PageRank, in linear algebraic terms.
PageRank creates a vector of ranks: one element for each page; it also creates a matrix of links: each link from one page to another puts a '1' in the appropriate cell of the matrix.
Then, it takes that vector -- initially set to some default (though I don't know, and it doesn't terribly matter, how this default is set) -- and repeatedly applies the link matrix to it.
The power of eigenvectors
So... why is this an eigenvector problem?
One of the cool things that you can do with eigenvectors is Diagonalization of a matrix. Given the eigenvectors and eigenvalues of a matrix, you can create three matrices that when combined act the same way at the original... and the middle one handles all the scaling and is itself a diagonal matrix, with the eigenvalues of the matrix as its entries.
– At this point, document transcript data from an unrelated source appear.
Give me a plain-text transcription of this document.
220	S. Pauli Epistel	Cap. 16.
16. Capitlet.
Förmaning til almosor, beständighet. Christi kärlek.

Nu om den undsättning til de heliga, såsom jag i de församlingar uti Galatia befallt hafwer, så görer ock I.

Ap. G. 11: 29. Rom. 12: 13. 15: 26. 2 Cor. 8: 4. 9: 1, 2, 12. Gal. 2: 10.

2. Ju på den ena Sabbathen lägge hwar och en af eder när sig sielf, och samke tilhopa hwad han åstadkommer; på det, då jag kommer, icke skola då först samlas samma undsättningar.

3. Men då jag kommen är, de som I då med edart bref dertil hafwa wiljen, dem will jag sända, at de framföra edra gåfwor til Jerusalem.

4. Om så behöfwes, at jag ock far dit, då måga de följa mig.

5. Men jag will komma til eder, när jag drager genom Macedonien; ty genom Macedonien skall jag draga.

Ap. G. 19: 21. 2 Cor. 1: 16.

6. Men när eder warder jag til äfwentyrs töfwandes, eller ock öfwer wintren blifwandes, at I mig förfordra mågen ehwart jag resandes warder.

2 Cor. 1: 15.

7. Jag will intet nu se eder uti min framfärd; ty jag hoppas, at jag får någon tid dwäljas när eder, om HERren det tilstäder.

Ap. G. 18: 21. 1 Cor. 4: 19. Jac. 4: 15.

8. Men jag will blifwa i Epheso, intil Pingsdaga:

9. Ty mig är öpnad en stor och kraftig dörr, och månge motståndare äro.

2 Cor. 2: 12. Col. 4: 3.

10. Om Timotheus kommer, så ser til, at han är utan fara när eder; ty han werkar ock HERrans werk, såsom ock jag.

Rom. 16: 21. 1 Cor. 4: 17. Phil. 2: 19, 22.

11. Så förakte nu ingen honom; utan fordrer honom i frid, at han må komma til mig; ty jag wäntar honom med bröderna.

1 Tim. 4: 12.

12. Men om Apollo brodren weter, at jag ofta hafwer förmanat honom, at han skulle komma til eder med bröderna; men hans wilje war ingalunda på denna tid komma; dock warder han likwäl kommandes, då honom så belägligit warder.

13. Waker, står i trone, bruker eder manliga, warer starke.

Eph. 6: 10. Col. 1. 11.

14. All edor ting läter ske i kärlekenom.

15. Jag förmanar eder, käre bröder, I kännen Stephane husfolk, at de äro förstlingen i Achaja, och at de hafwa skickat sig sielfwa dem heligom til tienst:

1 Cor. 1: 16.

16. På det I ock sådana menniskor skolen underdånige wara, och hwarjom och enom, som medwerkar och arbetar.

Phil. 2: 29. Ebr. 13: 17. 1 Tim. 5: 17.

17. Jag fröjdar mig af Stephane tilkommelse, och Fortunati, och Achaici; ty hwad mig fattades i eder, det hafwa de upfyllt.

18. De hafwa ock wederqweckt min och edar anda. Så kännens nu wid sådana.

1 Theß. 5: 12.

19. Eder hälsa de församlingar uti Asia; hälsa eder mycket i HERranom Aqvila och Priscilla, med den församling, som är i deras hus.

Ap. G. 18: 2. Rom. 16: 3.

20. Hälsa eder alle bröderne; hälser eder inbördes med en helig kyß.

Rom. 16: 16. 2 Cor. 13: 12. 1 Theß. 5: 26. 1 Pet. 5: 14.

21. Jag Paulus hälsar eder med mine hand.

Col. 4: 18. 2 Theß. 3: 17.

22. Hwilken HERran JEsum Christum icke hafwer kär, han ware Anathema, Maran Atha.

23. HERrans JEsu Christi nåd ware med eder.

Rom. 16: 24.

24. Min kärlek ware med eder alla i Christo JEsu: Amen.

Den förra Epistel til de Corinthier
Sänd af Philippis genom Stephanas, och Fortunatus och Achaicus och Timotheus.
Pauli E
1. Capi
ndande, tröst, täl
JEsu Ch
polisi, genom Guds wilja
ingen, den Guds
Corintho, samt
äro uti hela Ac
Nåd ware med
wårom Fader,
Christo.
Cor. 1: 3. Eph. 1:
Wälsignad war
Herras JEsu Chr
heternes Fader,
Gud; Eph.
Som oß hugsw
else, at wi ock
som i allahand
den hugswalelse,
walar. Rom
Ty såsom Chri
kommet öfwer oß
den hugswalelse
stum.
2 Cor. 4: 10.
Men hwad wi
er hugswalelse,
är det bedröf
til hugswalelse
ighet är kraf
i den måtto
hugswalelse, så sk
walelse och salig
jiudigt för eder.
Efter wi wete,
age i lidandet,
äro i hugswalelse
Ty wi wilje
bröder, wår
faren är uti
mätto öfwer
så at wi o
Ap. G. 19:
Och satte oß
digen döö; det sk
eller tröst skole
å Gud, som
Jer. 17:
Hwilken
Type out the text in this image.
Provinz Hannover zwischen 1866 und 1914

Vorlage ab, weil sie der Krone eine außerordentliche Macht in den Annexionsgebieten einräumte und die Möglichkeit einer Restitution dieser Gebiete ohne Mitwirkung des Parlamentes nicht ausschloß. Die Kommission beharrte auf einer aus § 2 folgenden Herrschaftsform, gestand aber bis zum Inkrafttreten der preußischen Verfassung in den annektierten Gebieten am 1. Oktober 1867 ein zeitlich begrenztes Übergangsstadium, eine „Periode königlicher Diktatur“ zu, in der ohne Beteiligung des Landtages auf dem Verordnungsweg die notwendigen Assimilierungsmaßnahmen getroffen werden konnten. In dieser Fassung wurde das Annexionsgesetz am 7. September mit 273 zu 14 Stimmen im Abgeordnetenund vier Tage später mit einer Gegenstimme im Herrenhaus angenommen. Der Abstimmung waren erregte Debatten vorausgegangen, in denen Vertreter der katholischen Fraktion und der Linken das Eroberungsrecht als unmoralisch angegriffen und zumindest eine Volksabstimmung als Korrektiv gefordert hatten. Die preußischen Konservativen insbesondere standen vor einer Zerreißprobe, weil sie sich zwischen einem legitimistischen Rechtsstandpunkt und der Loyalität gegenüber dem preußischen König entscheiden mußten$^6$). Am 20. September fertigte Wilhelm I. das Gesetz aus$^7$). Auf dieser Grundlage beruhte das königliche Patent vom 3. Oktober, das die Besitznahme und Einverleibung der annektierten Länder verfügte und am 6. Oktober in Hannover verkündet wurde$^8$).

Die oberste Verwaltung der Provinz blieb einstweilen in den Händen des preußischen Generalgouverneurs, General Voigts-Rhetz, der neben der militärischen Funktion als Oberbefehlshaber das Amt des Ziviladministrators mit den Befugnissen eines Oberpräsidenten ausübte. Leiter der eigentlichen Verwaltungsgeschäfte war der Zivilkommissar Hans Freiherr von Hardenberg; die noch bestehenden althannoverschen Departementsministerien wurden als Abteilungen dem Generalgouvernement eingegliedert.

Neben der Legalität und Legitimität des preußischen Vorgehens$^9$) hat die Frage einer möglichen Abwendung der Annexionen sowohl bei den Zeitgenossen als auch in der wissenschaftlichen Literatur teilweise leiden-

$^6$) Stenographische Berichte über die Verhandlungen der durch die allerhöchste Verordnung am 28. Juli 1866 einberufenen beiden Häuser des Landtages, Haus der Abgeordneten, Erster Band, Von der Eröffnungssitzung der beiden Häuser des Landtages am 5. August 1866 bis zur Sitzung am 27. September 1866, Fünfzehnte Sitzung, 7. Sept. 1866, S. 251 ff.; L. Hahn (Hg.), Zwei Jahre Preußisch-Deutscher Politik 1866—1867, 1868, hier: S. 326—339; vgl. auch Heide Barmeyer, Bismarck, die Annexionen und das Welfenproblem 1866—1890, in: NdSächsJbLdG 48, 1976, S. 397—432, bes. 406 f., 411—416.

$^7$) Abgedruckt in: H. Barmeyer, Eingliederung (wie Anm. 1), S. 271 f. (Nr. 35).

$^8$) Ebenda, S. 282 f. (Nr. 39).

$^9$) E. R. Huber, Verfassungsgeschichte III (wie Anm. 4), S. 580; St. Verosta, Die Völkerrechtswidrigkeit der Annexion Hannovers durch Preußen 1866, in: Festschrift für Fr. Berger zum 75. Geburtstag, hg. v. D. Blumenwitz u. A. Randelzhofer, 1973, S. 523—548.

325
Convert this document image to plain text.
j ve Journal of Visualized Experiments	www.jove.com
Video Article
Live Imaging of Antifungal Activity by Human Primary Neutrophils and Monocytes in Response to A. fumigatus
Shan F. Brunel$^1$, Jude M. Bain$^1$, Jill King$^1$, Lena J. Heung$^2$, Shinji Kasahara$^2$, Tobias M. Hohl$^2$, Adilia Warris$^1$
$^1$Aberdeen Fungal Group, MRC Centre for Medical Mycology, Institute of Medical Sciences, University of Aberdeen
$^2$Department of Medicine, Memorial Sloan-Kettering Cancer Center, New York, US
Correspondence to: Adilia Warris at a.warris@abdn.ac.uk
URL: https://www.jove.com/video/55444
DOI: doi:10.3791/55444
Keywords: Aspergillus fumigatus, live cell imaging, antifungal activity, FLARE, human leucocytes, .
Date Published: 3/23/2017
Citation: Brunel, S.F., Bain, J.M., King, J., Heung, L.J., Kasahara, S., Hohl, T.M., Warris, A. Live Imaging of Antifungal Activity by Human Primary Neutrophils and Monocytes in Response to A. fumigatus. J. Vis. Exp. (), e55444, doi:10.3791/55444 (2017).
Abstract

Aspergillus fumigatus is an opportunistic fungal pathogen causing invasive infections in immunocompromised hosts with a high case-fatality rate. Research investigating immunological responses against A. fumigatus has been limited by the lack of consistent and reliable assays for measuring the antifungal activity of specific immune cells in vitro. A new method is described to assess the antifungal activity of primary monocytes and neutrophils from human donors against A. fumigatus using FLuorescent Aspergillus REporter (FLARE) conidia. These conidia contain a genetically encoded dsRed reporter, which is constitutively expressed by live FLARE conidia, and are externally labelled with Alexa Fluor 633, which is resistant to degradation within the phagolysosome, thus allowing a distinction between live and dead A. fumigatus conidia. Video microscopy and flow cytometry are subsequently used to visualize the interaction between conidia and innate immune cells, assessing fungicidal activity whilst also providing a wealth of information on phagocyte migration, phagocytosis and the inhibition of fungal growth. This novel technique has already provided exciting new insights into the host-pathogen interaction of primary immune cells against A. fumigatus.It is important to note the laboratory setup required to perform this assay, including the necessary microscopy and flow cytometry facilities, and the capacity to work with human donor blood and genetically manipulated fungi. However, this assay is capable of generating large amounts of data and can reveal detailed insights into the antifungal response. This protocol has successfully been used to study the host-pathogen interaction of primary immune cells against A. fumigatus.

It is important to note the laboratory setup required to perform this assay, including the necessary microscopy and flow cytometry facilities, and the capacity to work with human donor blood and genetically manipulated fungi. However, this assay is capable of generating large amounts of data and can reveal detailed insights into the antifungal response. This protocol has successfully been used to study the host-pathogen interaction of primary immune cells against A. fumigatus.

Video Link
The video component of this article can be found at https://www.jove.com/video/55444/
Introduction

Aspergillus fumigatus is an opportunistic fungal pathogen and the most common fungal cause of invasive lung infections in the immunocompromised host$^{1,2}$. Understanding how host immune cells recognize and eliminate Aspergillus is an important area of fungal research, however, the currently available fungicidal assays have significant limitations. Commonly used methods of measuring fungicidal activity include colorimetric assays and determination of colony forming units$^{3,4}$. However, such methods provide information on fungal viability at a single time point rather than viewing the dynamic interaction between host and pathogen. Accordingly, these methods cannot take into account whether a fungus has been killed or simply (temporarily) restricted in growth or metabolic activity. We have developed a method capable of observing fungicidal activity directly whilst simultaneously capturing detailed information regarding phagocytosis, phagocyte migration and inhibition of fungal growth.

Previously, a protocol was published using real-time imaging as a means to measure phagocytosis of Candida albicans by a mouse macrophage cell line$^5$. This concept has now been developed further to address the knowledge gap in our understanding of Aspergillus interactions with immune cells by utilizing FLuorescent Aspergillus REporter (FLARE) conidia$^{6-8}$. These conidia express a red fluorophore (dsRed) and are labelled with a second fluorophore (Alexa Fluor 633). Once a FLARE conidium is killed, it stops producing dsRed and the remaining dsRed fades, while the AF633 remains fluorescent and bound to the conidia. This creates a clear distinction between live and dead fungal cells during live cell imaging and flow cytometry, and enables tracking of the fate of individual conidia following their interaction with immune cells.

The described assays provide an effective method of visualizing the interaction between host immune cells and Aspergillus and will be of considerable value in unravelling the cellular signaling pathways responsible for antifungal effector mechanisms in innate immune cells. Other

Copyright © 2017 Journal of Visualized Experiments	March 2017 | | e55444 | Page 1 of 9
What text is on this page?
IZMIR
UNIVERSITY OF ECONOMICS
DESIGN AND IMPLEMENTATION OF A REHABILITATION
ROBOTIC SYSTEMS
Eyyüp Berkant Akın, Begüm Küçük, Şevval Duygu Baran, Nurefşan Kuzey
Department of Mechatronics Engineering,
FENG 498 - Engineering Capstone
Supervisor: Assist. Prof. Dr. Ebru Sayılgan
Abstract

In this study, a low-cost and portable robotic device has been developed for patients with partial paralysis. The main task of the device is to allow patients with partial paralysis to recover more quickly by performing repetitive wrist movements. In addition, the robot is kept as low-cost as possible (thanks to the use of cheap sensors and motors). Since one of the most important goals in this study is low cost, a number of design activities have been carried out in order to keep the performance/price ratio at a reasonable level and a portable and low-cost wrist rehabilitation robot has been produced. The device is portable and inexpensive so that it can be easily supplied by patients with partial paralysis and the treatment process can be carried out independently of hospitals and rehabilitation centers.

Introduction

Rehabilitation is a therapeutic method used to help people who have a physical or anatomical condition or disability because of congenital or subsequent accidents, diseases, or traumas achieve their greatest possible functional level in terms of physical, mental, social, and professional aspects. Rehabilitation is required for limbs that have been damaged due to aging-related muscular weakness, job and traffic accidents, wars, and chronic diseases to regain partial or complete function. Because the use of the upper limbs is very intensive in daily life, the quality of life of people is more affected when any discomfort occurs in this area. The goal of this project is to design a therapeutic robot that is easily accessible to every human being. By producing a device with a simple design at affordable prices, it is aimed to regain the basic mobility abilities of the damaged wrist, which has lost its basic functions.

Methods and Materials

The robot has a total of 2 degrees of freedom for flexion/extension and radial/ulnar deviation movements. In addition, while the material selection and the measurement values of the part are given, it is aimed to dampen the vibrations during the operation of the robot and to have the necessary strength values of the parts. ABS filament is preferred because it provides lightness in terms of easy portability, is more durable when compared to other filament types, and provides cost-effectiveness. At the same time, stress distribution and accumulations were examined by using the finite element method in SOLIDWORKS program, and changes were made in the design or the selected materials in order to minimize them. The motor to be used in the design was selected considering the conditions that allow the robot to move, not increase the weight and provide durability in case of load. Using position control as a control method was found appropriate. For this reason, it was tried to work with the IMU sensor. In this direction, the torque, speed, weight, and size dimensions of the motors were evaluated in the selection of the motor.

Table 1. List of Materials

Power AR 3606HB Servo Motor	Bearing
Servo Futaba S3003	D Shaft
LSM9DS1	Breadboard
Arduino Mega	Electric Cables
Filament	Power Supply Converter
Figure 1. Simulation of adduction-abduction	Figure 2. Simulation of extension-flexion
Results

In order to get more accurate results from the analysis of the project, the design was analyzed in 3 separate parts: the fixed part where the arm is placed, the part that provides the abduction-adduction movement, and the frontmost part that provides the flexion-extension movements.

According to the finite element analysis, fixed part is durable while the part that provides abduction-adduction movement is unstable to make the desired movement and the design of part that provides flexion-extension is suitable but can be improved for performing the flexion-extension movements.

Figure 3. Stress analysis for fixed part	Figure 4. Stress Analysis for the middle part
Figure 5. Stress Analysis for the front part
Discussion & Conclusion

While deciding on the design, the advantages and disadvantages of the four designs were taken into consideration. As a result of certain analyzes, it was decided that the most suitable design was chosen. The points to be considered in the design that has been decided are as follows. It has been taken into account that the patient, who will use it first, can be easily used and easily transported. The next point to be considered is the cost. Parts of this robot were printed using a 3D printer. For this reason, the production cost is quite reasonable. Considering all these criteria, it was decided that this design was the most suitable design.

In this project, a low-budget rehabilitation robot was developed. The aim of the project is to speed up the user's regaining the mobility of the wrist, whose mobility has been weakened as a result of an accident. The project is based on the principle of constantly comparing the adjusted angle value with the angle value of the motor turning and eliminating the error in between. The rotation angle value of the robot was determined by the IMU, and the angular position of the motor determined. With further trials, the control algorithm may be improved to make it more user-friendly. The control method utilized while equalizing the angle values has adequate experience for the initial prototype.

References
This then lets you do something amazing: exponentiating the original matrix is equivalent to exponentiating only the middle matrix of the diagonalized matrix trio. And exponentiating a diagonal matrix is equivalent to exponentiating only the entries on the diagonal.
Infinite power!
So back there we repeatedly applied the link matrix to the pagerank vector. This is equivalent to repeatedly multiplying the link matrix by itself, and then after enough self-multiplications, applying that result to the pagerank vector.
But repeated multiplication... is exponentiation. So we can do that by exponentiating the matrix, which we can do by exponentiating the diagonal matrix with the eigenvalues in it.
...but this is a really, really big exponent. Hopefully an infinite exponent, in fact. So the diagonal matrix comes to be dominated by the largest (original) eigenvalue, and so too does the ultimate link-following matrix come to be dominated by a vector associated with the largest eigenvalue, and so the ultimate pagerank vector will be dominated that vector too.